The $1.24 billion closing of two new funds by European venture capital firm Atomico represents a noteworthy fundraising milestone. This is Atomico’s biggest fundraising to date and signifies a tactical change in the company’s investment philosophy in the face of a difficult venture capital landscape.
The London-based company has divided its fresh money into two separate pots: $754 million for its “Atomico Growth VI,” which is targeted at Series B through pre-IPO investments. This bifurcation in funding, managed by different teams, highlights Atomico’s evolving strategy to cater to both early-stage and later-stage investment opportunities.
The decision to create separate funds for different stages of startup development comes as a response to the broader downturn in global venture capital, which has affected Europe as well. Atomico’s new funds are designed to address the varying risk profiles of investments, allowing for a more targeted approach in deploying capital. This structure is expected to attract a wider range of investors, including those who are more cautious about investing in earlier-stage, high-risk startups.
Atomico’s move reflects a growing trend among venture capital firms to adapt to the current market conditions. The firm has established a reputation for its annual reports on the European tech ecosystem, which have recently painted a sobering picture of the market. In 2023, European startup funding halved, influenced by geopolitical instability, inflation, and rising interest rates. Despite this, the overall funding levels were slightly above pre-pandemic figures, offering a glimmer of optimism for the tech sector.

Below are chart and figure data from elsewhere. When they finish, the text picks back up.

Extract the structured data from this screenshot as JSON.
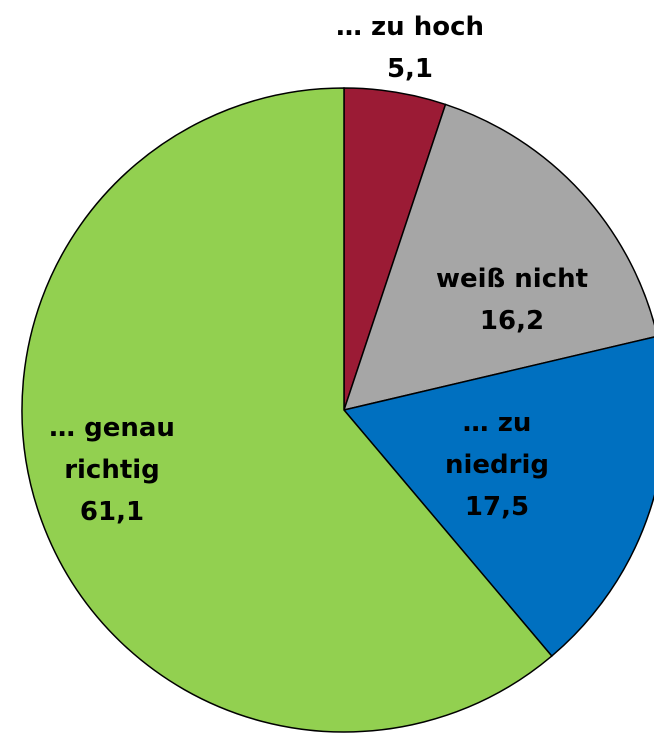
{
  "chart_data": {
    "type": "pie",
    "categories": [
      "… zu hoch",
      "weiß nicht",
      "… zu niedrig",
      "… genau richtig"
    ],
    "values": [
      5.1,
      16.2,
      17.5,
      61.1
    ],
    "value_labels": [
      "5,1",
      "16,2",
      "17,5",
      "61,1"
    ],
    "colors": [
      "#9b1b35",
      "#a6a6a6",
      "#0070c0",
      "#92d050"
    ]
  }
}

The new funds from Atomico come as part of a broader trend in the European venture capital scene, where other prominent firms have also announced large fundraises. For instance, Accel recently raised $650 million for early-stage investments, and Balderton Capital secured $1.3 billion across two new funds.
Atomico’s latest fund surpasses its previous largest fund by more than 50%, indicating strong confidence in the firm’s ability to manage substantial investments. However, the firm fell short of its initial fundraising targets for the venture fund, which may signal a more cautious investor sentiment toward early-stage companies.
The firm has already begun deploying capital from its new funds, making investments in notable companies such as DeepL, Pelago, and Corti from the Growth VI fund. Meanwhile, Venture VI has invested in startups including Neko Health, Ben, and Deeploi.
As Atomico navigates the evolving landscape of venture capital, its strategic focus on both early and later-stage investments positions it as a key player in shaping the future of European tech startups.